光技術には、科学技術の根底にある問題を解明する可能性が秘められています。21 世紀は光子の時代と言われ、電子が20 世紀の人類社会に役に立ったように、光技術を使えば、地球環境、食糧、健康、戦争など人類が抱える多くの問題を解決する可能性があります。

光子については、分からないことがたくさんあります。光の本質は、波と粒子の2 つの性質を同時に持っているとされていますが、光と物質の相互作用や光同士の相互作用についてはまったく分かっていないのが現状です。当社は、光の専業メーカーとして、光の粒を数えるフォトンカウンティング技術や光をピコ秒という1 兆分の1 秒以下で観測する極限計測技術を開発して、幅広い分野で新しい知見探求の一翼を担っています。しかしながら、それらの計測技術をもってしても、宇宙の起源や人間の脳などはほとんど未解明で、これらを知るには新しい光技術が必要です。

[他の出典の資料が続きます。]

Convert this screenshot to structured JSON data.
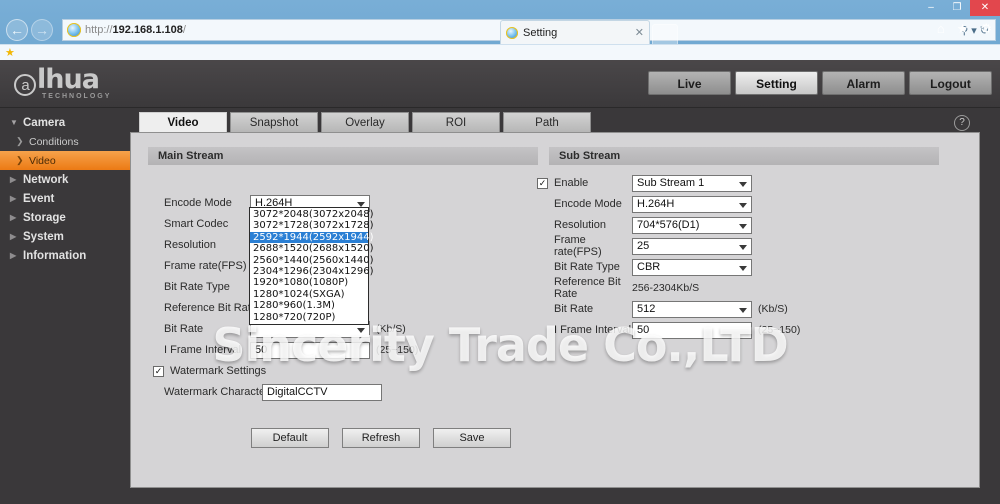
{
  "browser": {
    "window_controls": {
      "minimize": "–",
      "maximize": "❐",
      "close": "✕"
    },
    "back_label": "←",
    "forward_label": "→",
    "url": "http://192.168.1.108/",
    "url_scheme": "http://",
    "url_host": "192.168.1.108",
    "url_path": "/",
    "search_icon": "search-icon",
    "refresh_icon": "refresh-icon",
    "tab": {
      "title": "Setting",
      "close_label": "✕"
    },
    "chrome_icons": [
      "home-icon",
      "favorites-star-icon",
      "tools-gear-icon"
    ],
    "favorites_bar_star": "★"
  },
  "page_header": {
    "logo_text": "alhua",
    "logo_mark": "a",
    "logo_word": "lhua",
    "logo_subtitle": "TECHNOLOGY",
    "nav": [
      {
        "label": "Live",
        "active": false
      },
      {
        "label": "Setting",
        "active": true
      },
      {
        "label": "Alarm",
        "active": false
      },
      {
        "label": "Logout",
        "active": false
      }
    ]
  },
  "sidebar": {
    "items": [
      {
        "label": "Camera",
        "type": "group",
        "expanded": true,
        "arrow": "▼"
      },
      {
        "label": "Conditions",
        "type": "child",
        "active": false,
        "arrow": "❯"
      },
      {
        "label": "Video",
        "type": "child",
        "active": true,
        "arrow": "❯"
      },
      {
        "label": "Network",
        "type": "group",
        "expanded": false,
        "arrow": "▶"
      },
      {
        "label": "Event",
        "type": "group",
        "expanded": false,
        "arrow": "▶"
      },
      {
        "label": "Storage",
        "type": "group",
        "expanded": false,
        "arrow": "▶"
      },
      {
        "label": "System",
        "type": "group",
        "expanded": false,
        "arrow": "▶"
      },
      {
        "label": "Information",
        "type": "group",
        "expanded": false,
        "arrow": "▶"
      }
    ]
  },
  "content": {
    "tabs": [
      {
        "label": "Video",
        "active": true
      },
      {
        "label": "Snapshot",
        "active": false
      },
      {
        "label": "Overlay",
        "active": false
      },
      {
        "label": "ROI",
        "active": false
      },
      {
        "label": "Path",
        "active": false
      }
    ],
    "help_icon_label": "?",
    "main_stream": {
      "heading": "Main Stream",
      "encode_mode": {
        "label": "Encode Mode",
        "value": "H.264H"
      },
      "smart_codec": {
        "label": "Smart Codec"
      },
      "resolution": {
        "label": "Resolution",
        "value": "2592*1944(2592x1944)"
      },
      "frame_rate": {
        "label": "Frame rate(FPS)"
      },
      "bit_rate_type": {
        "label": "Bit Rate Type"
      },
      "reference_bit_rate": {
        "label": "Reference Bit Rate"
      },
      "bit_rate": {
        "label": "Bit Rate",
        "unit": "(Kb/S)"
      },
      "i_frame_interval": {
        "label": "I Frame Interval",
        "value": "50",
        "hint": "(25~150)"
      },
      "watermark_settings": {
        "label": "Watermark Settings",
        "checked": true,
        "check_glyph": "✓"
      },
      "watermark_character": {
        "label": "Watermark Character",
        "value": "DigitalCCTV"
      }
    },
    "resolution_dropdown": {
      "open": true,
      "options": [
        "3072*2048(3072x2048)",
        "3072*1728(3072x1728)",
        "2592*1944(2592x1944)",
        "2688*1520(2688x1520)",
        "2560*1440(2560x1440)",
        "2304*1296(2304x1296)",
        "1920*1080(1080P)",
        "1280*1024(SXGA)",
        "1280*960(1.3M)",
        "1280*720(720P)"
      ],
      "selected_index": 2
    },
    "sub_stream": {
      "heading": "Sub Stream",
      "enable": {
        "label": "Enable",
        "checked": true,
        "check_glyph": "✓",
        "value": "Sub Stream 1"
      },
      "encode_mode": {
        "label": "Encode Mode",
        "value": "H.264H"
      },
      "resolution": {
        "label": "Resolution",
        "value": "704*576(D1)"
      },
      "frame_rate": {
        "label": "Frame rate(FPS)",
        "value": "25"
      },
      "bit_rate_type": {
        "label": "Bit Rate Type",
        "value": "CBR"
      },
      "reference_bit_rate": {
        "label": "Reference Bit Rate",
        "value": "256-2304Kb/S"
      },
      "bit_rate": {
        "label": "Bit Rate",
        "value": "512",
        "unit": "(Kb/S)"
      },
      "i_frame_interval": {
        "label": "I Frame Interval",
        "value": "50",
        "hint": "(25~150)"
      }
    },
    "buttons": [
      {
        "label": "Default"
      },
      {
        "label": "Refresh"
      },
      {
        "label": "Save"
      }
    ]
  },
  "overlay": {
    "watermark_text": "Sincerity Trade Co.,LTD"
  },
  "colors": {
    "accent_orange": "#ec7a14",
    "panel_gray": "#d5d4d6",
    "chrome_blue": "#6ba3d0",
    "select_blue": "#2a7fd4",
    "close_red": "#e2474d"
  }
}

光の未知未踏領域を切り開けば、いま想像できることだけでもさまざまな分野での応用が考えられます。例えば、人体に無害な赤外光を超微弱で超高速に計測できる技術を開発して人体を常時測定すれば、病気になる前の予防が可能になり、生涯健康な状態を保てるようになると考えられます。光の干渉、非線形光学により情報処理技術が開発されれば、多数の要因と多数の結果との間の関連が見えて、人間の脳と同等のコンピューターが実現するでしょう。ボーズ粒子の性質を利用して光を微小空間に高密度に集積する超高強度レーザーが開発されれば、物質改変、核融合などが実現し、日本にある資源で国の基盤となるエネルギーをはじめ各種工業、医療など幅広い分野での応用が期待されます。

このように、光は無限の可能性を持っていると言っても過言ではありません。新しい光の応用によって、いままで考えられなかった新しい産業を生み出すことが可能です。当社は、光技術の専門メーカーとして、これらの新しい産業の創成に向けた研究に自ら取り組んでいます。また、その一環として、光技術を使って新しい産業創成を目指す、これまでにない概念の大学を当社が中心になって2005 年に開学しました。ビジネスプランをもとに学生は自ら実際に会社を起業し実践しています。

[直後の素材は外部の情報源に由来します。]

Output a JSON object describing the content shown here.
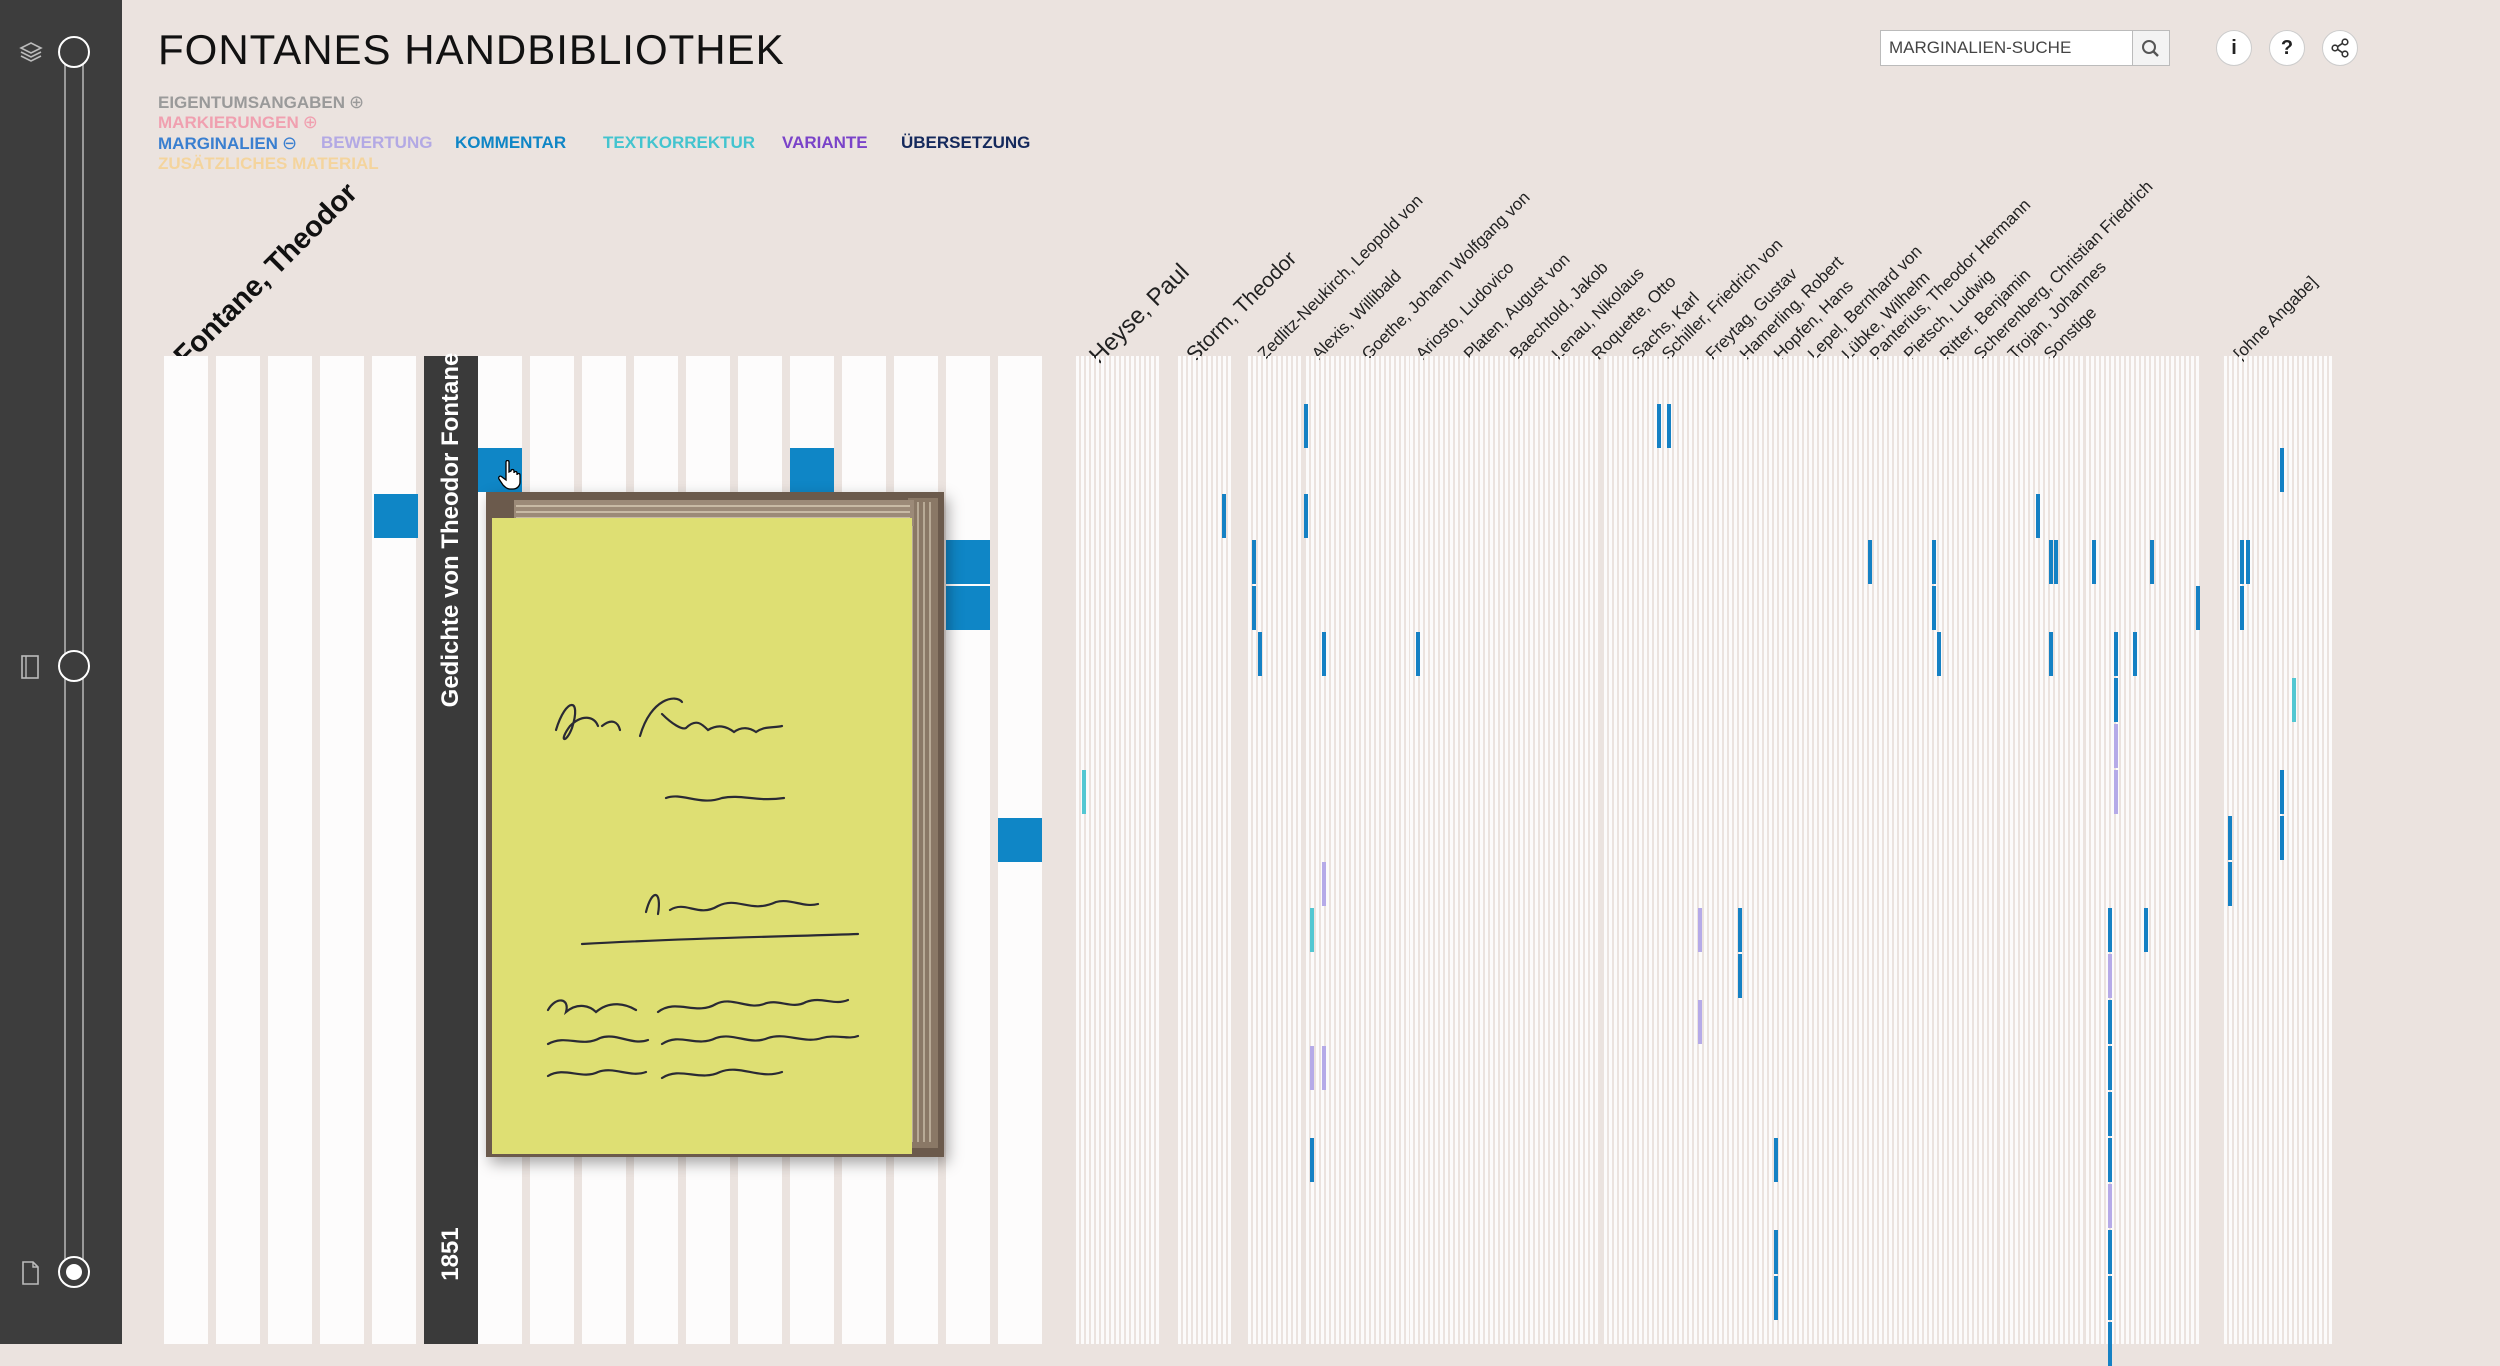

光はあらゆる分野で応用が期待されていて、光技術が本領を発揮するのはこれからです。欧米の発明による既存産業の応用だけでは、もはや中国などの新興大国群に勝てません。わが国は、世界に先駆けて光の重要性を認識し、光技術を使って、この日本から世界に発信する新しい産業を創成することが生き残る道と考えます。